RAFT enters an exciting second phase

21 Dec 2012

The Australian government has announced an AUD $6 million fund for phase two.

RAFT enters an exciting second phase

The Australian Government’s Illegal Logging Regional Capacity Building Partnership has announced an AUD $6 million fund for phase two of RAFT (Responsible Asia Forestry and Trade Programme), to be implemented during the 12 months of 2013. 

RAFT works to protect the forests of central Asia by eradicating illegal and destructively sourced timber from global supply chains. It brings together the resources of partners including TFT, who work at different points of supply chains across six countries: China, Indonesia, Lao PDR, Myanmar and Papua New Guinea. This new phase will allow all partners to create an even wider and longer lasting impact by bringing more areas under responsible forest management.

RAFT was originally set up as a five-year programme (2006-2011), funded by the United States Agency for International Development.  Through RAFT 1, around 1.3 million hectares of tropical forest certified as sustainably managed by the Forest Stewardship Council (FSC), with a further two million on the way. [1]
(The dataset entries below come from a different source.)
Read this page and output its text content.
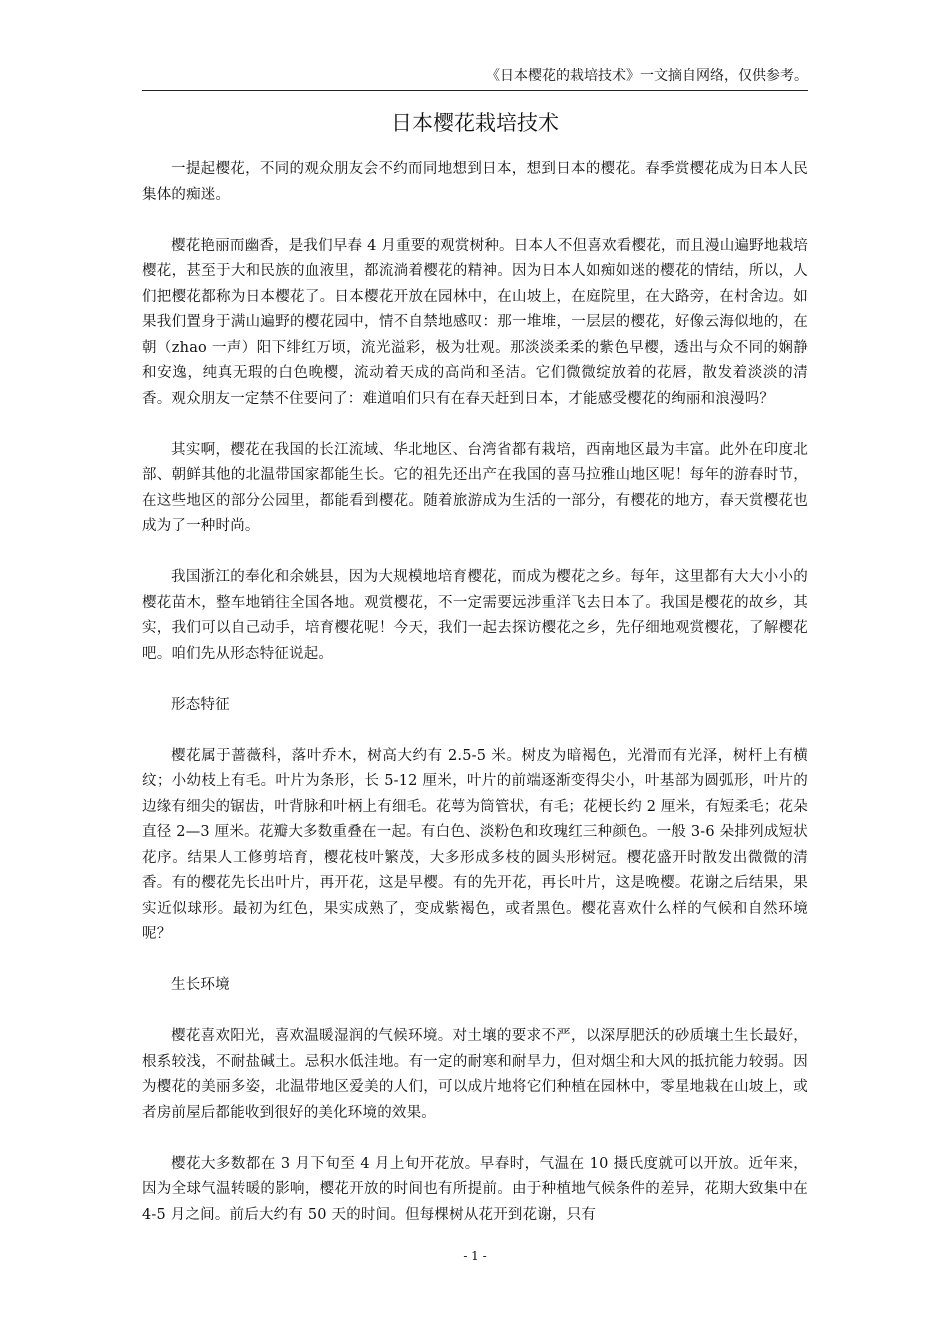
《日本樱花的栽培技术》一文摘自网络，仅供参考。
日本樱花栽培技术

一提起樱花，不同的观众朋友会不约而同地想到日本，想到日本的樱花。春季赏樱花成为日本人民集体的痴迷。

樱花艳丽而幽香，是我们早春 4 月重要的观赏树种。日本人不但喜欢看樱花，而且漫山遍野地栽培樱花，甚至于大和民族的血液里，都流淌着樱花的精神。因为日本人如痴如迷的樱花的情结，所以，人们把樱花都称为日本樱花了。日本樱花开放在园林中，在山坡上，在庭院里，在大路旁，在村舍边。如果我们置身于满山遍野的樱花园中，情不自禁地感叹：那一堆堆，一层层的樱花，好像云海似地的，在朝（zhao 一声）阳下绯红万顷，流光溢彩，极为壮观。那淡淡柔柔的紫色早樱，透出与众不同的娴静和安逸，纯真无瑕的白色晚樱，流动着天成的高尚和圣洁。它们微微绽放着的花唇，散发着淡淡的清香。观众朋友一定禁不住要问了：难道咱们只有在春天赶到日本，才能感受樱花的绚丽和浪漫吗？

其实啊，樱花在我国的长江流域、华北地区、台湾省都有栽培，西南地区最为丰富。此外在印度北部、朝鲜其他的北温带国家都能生长。它的祖先还出产在我国的喜马拉雅山地区呢！每年的游春时节，在这些地区的部分公园里，都能看到樱花。随着旅游成为生活的一部分，有樱花的地方，春天赏樱花也成为了一种时尚。

我国浙江的奉化和余姚县，因为大规模地培育樱花，而成为樱花之乡。每年，这里都有大大小小的樱花苗木，整车地销往全国各地。观赏樱花，不一定需要远涉重洋飞去日本了。我国是樱花的故乡，其实，我们可以自己动手，培育樱花呢！今天，我们一起去探访樱花之乡，先仔细地观赏樱花，了解樱花吧。咱们先从形态特征说起。

形态特征

樱花属于蔷薇科，落叶乔木，树高大约有 2.5-5 米。树皮为暗褐色，光滑而有光泽，树杆上有横纹；小幼枝上有毛。叶片为条形，长 5-12 厘米，叶片的前端逐渐变得尖小，叶基部为圆弧形，叶片的边缘有细尖的锯齿，叶背脉和叶柄上有细毛。花萼为筒管状，有毛；花梗长约 2 厘米，有短柔毛；花朵直径 2—3 厘米。花瓣大多数重叠在一起。有白色、淡粉色和玫瑰红三种颜色。一般 3-6 朵排列成短状花序。结果人工修剪培育，樱花枝叶繁茂，大多形成多枝的圆头形树冠。樱花盛开时散发出微微的清香。有的樱花先长出叶片，再开花，这是早樱。有的先开花，再长叶片，这是晚樱。花谢之后结果，果实近似球形。最初为红色，果实成熟了，变成紫褐色，或者黑色。樱花喜欢什么样的气候和自然环境呢？

生长环境

樱花喜欢阳光，喜欢温暖湿润的气候环境。对土壤的要求不严，以深厚肥沃的砂质壤土生长最好，根系较浅，不耐盐碱土。忌积水低洼地。有一定的耐寒和耐旱力，但对烟尘和大风的抵抗能力较弱。因为樱花的美丽多姿，北温带地区爱美的人们，可以成片地将它们种植在园林中，零星地栽在山坡上，或者房前屋后都能收到很好的美化环境的效果。

樱花大多数都在 3 月下旬至 4 月上旬开花放。早春时，气温在 10 摄氏度就可以开放。近年来，因为全球气温转暖的影响，樱花开放的时间也有所提前。由于种植地气候条件的差异，花期大致集中在 4-5 月之间。前后大约有 50 天的时间。但每棵树从花开到花谢，只有

- 1 -
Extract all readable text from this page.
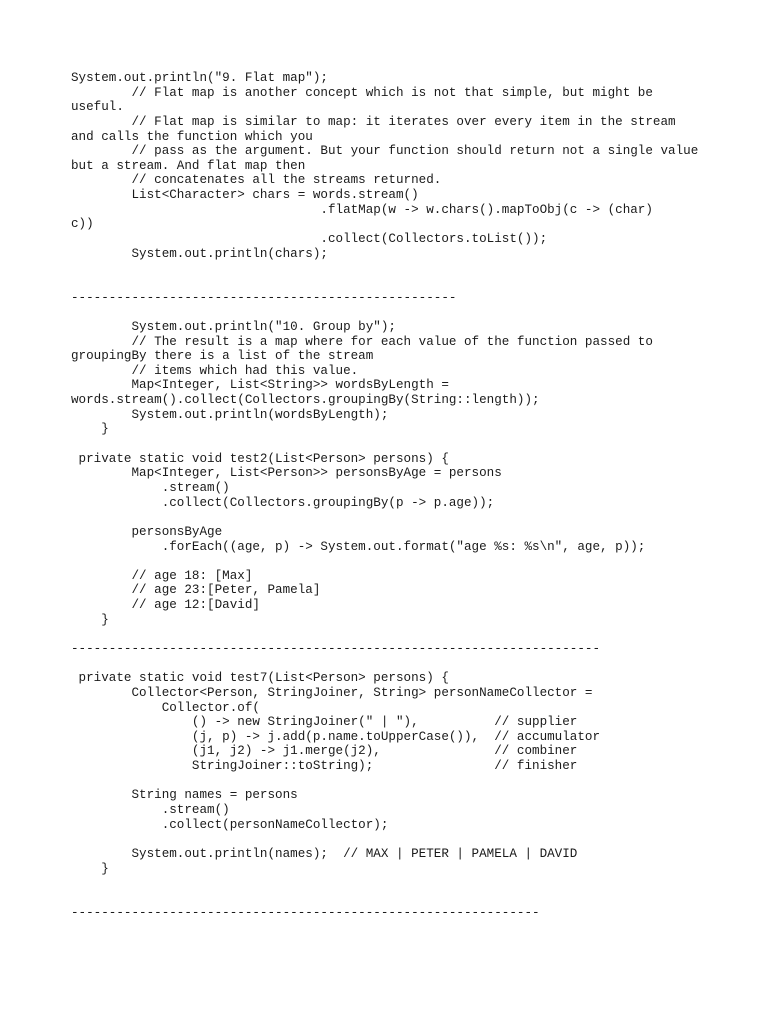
System.out.println("9. Flat map");
// Flat map is another concept which is not that simple, but might be
useful.
// Flat map is similar to map: it iterates over every item in the stream
and calls the function which you
// pass as the argument. But your function should return not a single value
but a stream. And flat map then
// concatenates all the streams returned.
List<Character> chars = words.stream()
.flatMap(w -> w.chars().mapToObj(c -> (char)
c))
.collect(Collectors.toList());
System.out.println(chars);
---------------------------------------------------
System.out.println("10. Group by");
// The result is a map where for each value of the function passed to
groupingBy there is a list of the stream
// items which had this value.
Map<Integer, List<String>> wordsByLength =
words.stream().collect(Collectors.groupingBy(String::length));
System.out.println(wordsByLength);
}
private static void test2(List<Person> persons) {
Map<Integer, List<Person>> personsByAge = persons
.stream()
.collect(Collectors.groupingBy(p -> p.age));
personsByAge
.forEach((age, p) -> System.out.format("age %s: %s\n", age, p));
// age 18: [Max]
// age 23:[Peter, Pamela]
// age 12:[David]
}
----------------------------------------------------------------------
private static void test7(List<Person> persons) {
Collector<Person, StringJoiner, String> personNameCollector =
Collector.of(
() -> new StringJoiner(" | "),          // supplier
(j, p) -> j.add(p.name.toUpperCase()),  // accumulator
(j1, j2) -> j1.merge(j2),               // combiner
StringJoiner::toString);                // finisher
String names = persons
.stream()
.collect(personNameCollector);
System.out.println(names);  // MAX | PETER | PAMELA | DAVID
}
--------------------------------------------------------------
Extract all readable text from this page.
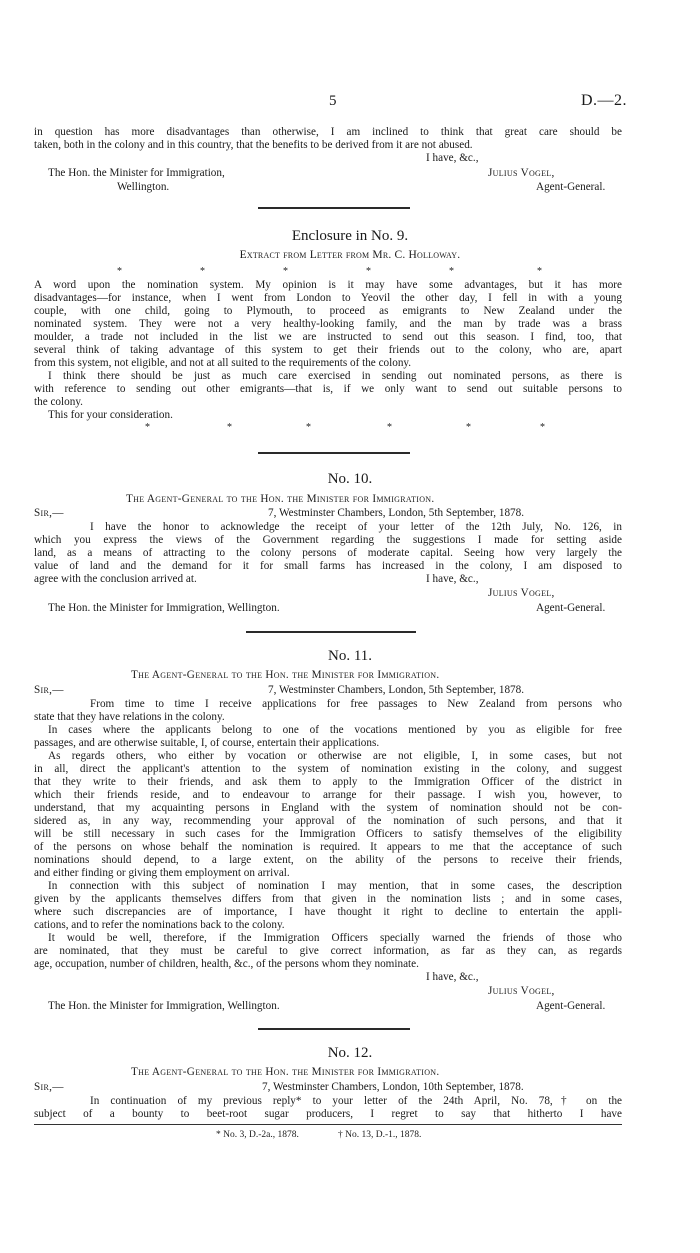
5	D.—2.
in question has more disadvantages than otherwise, I am inclined to think that great care should be
taken, both in the colony and in this country, that the benefits to be derived from it are not abused.
I have, &c.,
The Hon. the Minister for Immigration,	Julius Vogel,
Wellington.	Agent-General.
Enclosure in No. 9.
Extract from Letter from Mr. C. Holloway.
*	*	*	*	*	*
A word upon the nomination system. My opinion is it may have some advantages, but it has more
disadvantages—for instance, when I went from London to Yeovil the other day, I fell in with a young
couple, with one child, going to Plymouth, to proceed as emigrants to New Zealand under the
nominated system. They were not a very healthy-looking family, and the man by trade was a brass
moulder, a trade not included in the list we are instructed to send out this season. I find, too, that
several think of taking advantage of this system to get their friends out to the colony, who are, apart
from this system, not eligible, and not at all suited to the requirements of the colony.
I think there should be just as much care exercised in sending out nominated persons, as there is
with reference to sending out other emigrants—that is, if we only want to send out suitable persons to
the colony.
This for your consideration.
*	*	*	*	*	*
No. 10.
The Agent-General to the Hon. the Minister for Immigration.
Sir,—	7, Westminster Chambers, London, 5th September, 1878.
I have the honor to acknowledge the receipt of your letter of the 12th July, No. 126, in
which you express the views of the Government regarding the suggestions I made for setting aside
land, as a means of attracting to the colony persons of moderate capital. Seeing how very largely the
value of land and the demand for it for small farms has increased in the colony, I am disposed to
agree with the conclusion arrived at.	I have, &c.,
Julius Vogel,
The Hon. the Minister for Immigration, Wellington.	Agent-General.
No. 11.
The Agent-General to the Hon. the Minister for Immigration.
Sir,—	7, Westminster Chambers, London, 5th September, 1878.
From time to time I receive applications for free passages to New Zealand from persons who
state that they have relations in the colony.
In cases where the applicants belong to one of the vocations mentioned by you as eligible for free
passages, and are otherwise suitable, I, of course, entertain their applications.
As regards others, who either by vocation or otherwise are not eligible, I, in some cases, but not
in all, direct the applicant's attention to the system of nomination existing in the colony, and suggest
that they write to their friends, and ask them to apply to the Immigration Officer of the district in
which their friends reside, and to endeavour to arrange for their passage. I wish you, however, to
understand, that my acquainting persons in England with the system of nomination should not be con-
sidered as, in any way, recommending your approval of the nomination of such persons, and that it
will be still necessary in such cases for the Immigration Officers to satisfy themselves of the eligibility
of the persons on whose behalf the nomination is required. It appears to me that the acceptance of such
nominations should depend, to a large extent, on the ability of the persons to receive their friends,
and either finding or giving them employment on arrival.
In connection with this subject of nomination I may mention, that in some cases, the description
given by the applicants themselves differs from that given in the nomination lists ; and in some cases,
where such discrepancies are of importance, I have thought it right to decline to entertain the appli-
cations, and to refer the nominations back to the colony.
It would be well, therefore, if the Immigration Officers specially warned the friends of those who
are nominated, that they must be careful to give correct information, as far as they can, as regards
age, occupation, number of children, health, &c., of the persons whom they nominate.
I have, &c.,
Julius Vogel,
The Hon. the Minister for Immigration, Wellington.	Agent-General.
No. 12.
The Agent-General to the Hon. the Minister for Immigration.
Sir,—	7, Westminster Chambers, London, 10th September, 1878.
In continuation of my previous reply* to your letter of the 24th April, No. 78,† on the
subject of a bounty to beet-root sugar producers, I regret to say that hitherto I have
* No. 3, D.-2a., 1878.	† No. 13, D.-1., 1878.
TFT is building the demand for legal and certified timber by working with wood suppliers in Indonesia, Lao PDR, China and Vietnam to track their timber supply, ensure national and international legality requirements are met, and achieve Forest Stewardship Council (FSC) forest management (FM) and chain of custody (CoC) certification. A number of natural forest and tree plantation projects will be supported, as will wood product processing-manufacturing factories. Projects include the community forest initiative Luang Prabang Teak Programme in Laos, which has helped farmers establish a viable wood trading business in which their income has doubled and their processing costs have been cut by a third.

RAFT is significant for Australia because the country imports almost twice as many timber products than it exports, most of it from Asia. In total, around AUD $4.2 billion worth of wood products enter Australia each year, of which $783.3 million is from China, $342.6 million is from Indonesia and $233 million is from Malaysia.[2]

The Illegal Logging Regional Capacity Building Partnership supports Australia’s Illegal Logging Prohibition Act, which came into effect on 29 November 2012 to outlaw the trade of illegally harvested timber in Australia. This is a similar step to the Lacey Act in the US, and the forthcoming EU Timber Regulation (EUTR), which, as of 3 March 2013, outlaws illegal timber being placed on the EU market. TFT has developed its SURE Technology to help companies meet the requirements of the EUTR and bring about greater traceability and transparency in their supply chains.

TFT’s Michael Pescott explains why RAFT also makes sense from a business point of view: “Traceability, legality and responsible-certified management  bring not only long-term benefits such as sustainability of soil, water and timber resources, but also more immediate benefits such as reduced illegal activity, increased productivity, worker performance and management efficiency, and improved marketability in terms of price and access.”

As well as TFT, RAFT partners include The Nature Conservancy, the Institute for Global Environmental Strategies (IGES), the Tropical Forest Foundation (TFF), WWF’s Global Forest and Trade Network (GFTN) and TRAFFIC, the Wildlife Trade Monitoring Network.

Keep an eye out for the RAFT website, which will be updated in the coming weeks to communicate progress made by partners.



[1] RAFT; http://www.responsibleasia.org/?page_id=1544

[2] ABARES 2012, Australian forest and wood products statistics, March and June quarters 2012, Australian Bureau of Agricultural and Resource Economics and Sciences, Canberra, November.